На одном дыхании он добежал до «дома каменщика», не думая совершенно о том, что времени девять утра, что день воскресный, что хозяин может просто еще спать. Опомнился он уже во внутреннем дворике, где наводил чистоту привратник, выметая дорожки между скульптурными постаментами.
— Господин Монферран встал уже? — резко останавливаясь, спросил художник привратника.
— И не ложились, — преспокойно сообщил тот. — Давеча до двух ночи со скульпторами просидели, Алексей Васильевич сказывал. А проводил их — в кабинете заперся, так вот там и сидит. А вы кто и по какому делу будете?
Брюллов назвался. Привратник повернулся, собираясь идти с докладом, но в эту минуту хозяин дома сам появился во дворе, уже совершенно одетый, с перекинутым через руку плащом.
— Доброе утро, Карл Павлович! — ответил он на растерянный поклон художника. — Хорошо, успели: еще пять минут — и я ушел бы. Иду с визитом. Будь они неладны, эти церемонии… Но можно и опоздать. Заходите в дом.
— Нет, я на минуту, благодарю вас!
В это мгновение Брюллов почувствовал, что готов провалиться сквозь землю.
Он увидел прямо перед собой, в ярчайшем сиянии летнего утра, лицо архитектора, лицо, которое поражало многих кажущейся молодостью. Оно и сейчас не было старым, но в тяжести век, в коротких острых морщинах, в резких складках, безжалостно опустивших углы красивых надменных губ; наконец, во взгляде синих, как северные озера, глаз, небольших и спокойных, обведенных тончайшими красными каемками — росчерками прошедшей бессонной ночи и тысяч других таких же ночей, — во всем этом проглянула вдруг невыносимая, нечеловеческая усталость. Усталость титанической работы мысли, усталость духа, десятилетиями не знавшего отдыха, усталость плоти, изнуренной непрерывным и уже непосильным для нее напряжением. Но, побеждая эту усталость, во взгляде архитектора светилась непреклонная, не признающая сомнений воля…
«А он-то, он-то как же может?!»-подумалось Карлу Павловичу, и он опустил глаза, отвел взгляд в сторону.
— Раз на минуту, тогда давайте ваше дело, да и отправимся с богом. Могу даже подвезти вас, если только нам по дороге. Так что у вас?
— Да ничего, собственно, — проговорил уже твердо художник, вновь глядя в лицо Монферрану. — Я только что из собора.

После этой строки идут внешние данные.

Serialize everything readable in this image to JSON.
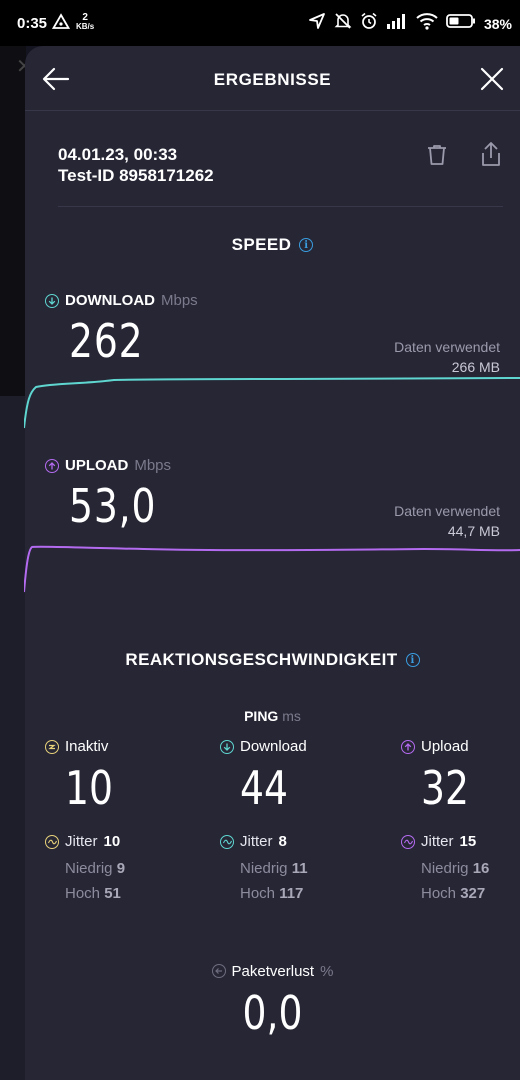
{
  "status_bar": {
    "time": "0:35",
    "data_rate_value": "2",
    "data_rate_unit": "KB/s",
    "battery": "38%"
  },
  "header": {
    "title": "ERGEBNISSE"
  },
  "test": {
    "date": "04.01.23, 00:33",
    "test_id": "Test-ID 8958171262"
  },
  "speed": {
    "title": "SPEED",
    "download": {
      "label": "DOWNLOAD",
      "unit": "Mbps",
      "value": "262",
      "data_used_label": "Daten verwendet",
      "data_used": "266 MB",
      "color": "#5fd6d0"
    },
    "upload": {
      "label": "UPLOAD",
      "unit": "Mbps",
      "value": "53,0",
      "data_used_label": "Daten verwendet",
      "data_used": "44,7 MB",
      "color": "#b46bf0"
    }
  },
  "latency": {
    "title": "REAKTIONSGESCHWINDIGKEIT",
    "ping_label": "PING",
    "ping_unit": "ms",
    "columns": [
      {
        "label": "Inaktiv",
        "value": "10",
        "jitter_label": "Jitter",
        "jitter": "10",
        "low_label": "Niedrig",
        "low": "9",
        "high_label": "Hoch",
        "high": "51",
        "color": "#e8d27a"
      },
      {
        "label": "Download",
        "value": "44",
        "jitter_label": "Jitter",
        "jitter": "8",
        "low_label": "Niedrig",
        "low": "11",
        "high_label": "Hoch",
        "high": "117",
        "color": "#5fd6d0"
      },
      {
        "label": "Upload",
        "value": "32",
        "jitter_label": "Jitter",
        "jitter": "15",
        "low_label": "Niedrig",
        "low": "16",
        "high_label": "Hoch",
        "high": "327",
        "color": "#b46bf0"
      }
    ],
    "packet_loss_label": "Paketverlust",
    "packet_loss_unit": "%",
    "packet_loss": "0,0"
  },
  "colors": {
    "accent_info": "#3a9de0",
    "sheet_bg": "#262635"
  },
  "icons": [
    "back-arrow-icon",
    "close-icon",
    "trash-icon",
    "share-icon",
    "info-icon",
    "download-arrow-icon",
    "upload-arrow-icon",
    "idle-icon",
    "jitter-icon",
    "packet-loss-icon"
  ]
}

Хотел вам сказать, что видел уже мастерскую и нашел ее вполне приличной. А заодно решил справиться, могу ли я на начало работ оформить, кроме тех помощников, о которых мы договаривались, еще двоих? Хотя бы месяца на два.
Архитектор поморщился:
— Сразу бы просили. Я-то не возражаю, а вот что в Комиссии скажут? Хорошо, я попрошу. Думаю, позволят. И это все?
— Все. Очень вам благодарен.
На другое утро Брюллов вновь поднялся на площадку под белым сводом, взошел на одну из лестниц, взял тонкий угольный стержень и решительно прикоснулся к сияющему белизной плафону. Он начал работать…
Теперь работа захватила его по-настоящему. Он взбирался на свой «насест», как в шутку окрестили площадку его помощники, ранним утром, уходил оттуда порою, когда уже начинало темнеть. Он даже обедать стал прямо в мастерской, благо места там хватало, а ученики, боготворившие своего маэстро, готовы были принести ему не то что обед, а хоть постель с пологом, кабы ему вздумалось здесь остаться ночевать…
К концу дня Карл Павлович выбивался из сил. Работать приходилось, сильно запрокидывая голову, так что шея затекала, переставала двигаться, затылок наливался тяжестью и болью. Но Брюллов, не замечая этого, продолжал работу, отважно сражаясь с необъятной чашей.
— Напишу… — шептал он, вновь и вновь поднимаясь на раздвижную лестницу, уничтожая слепую белизну плафона, которая сперва так его напугала, — напишу…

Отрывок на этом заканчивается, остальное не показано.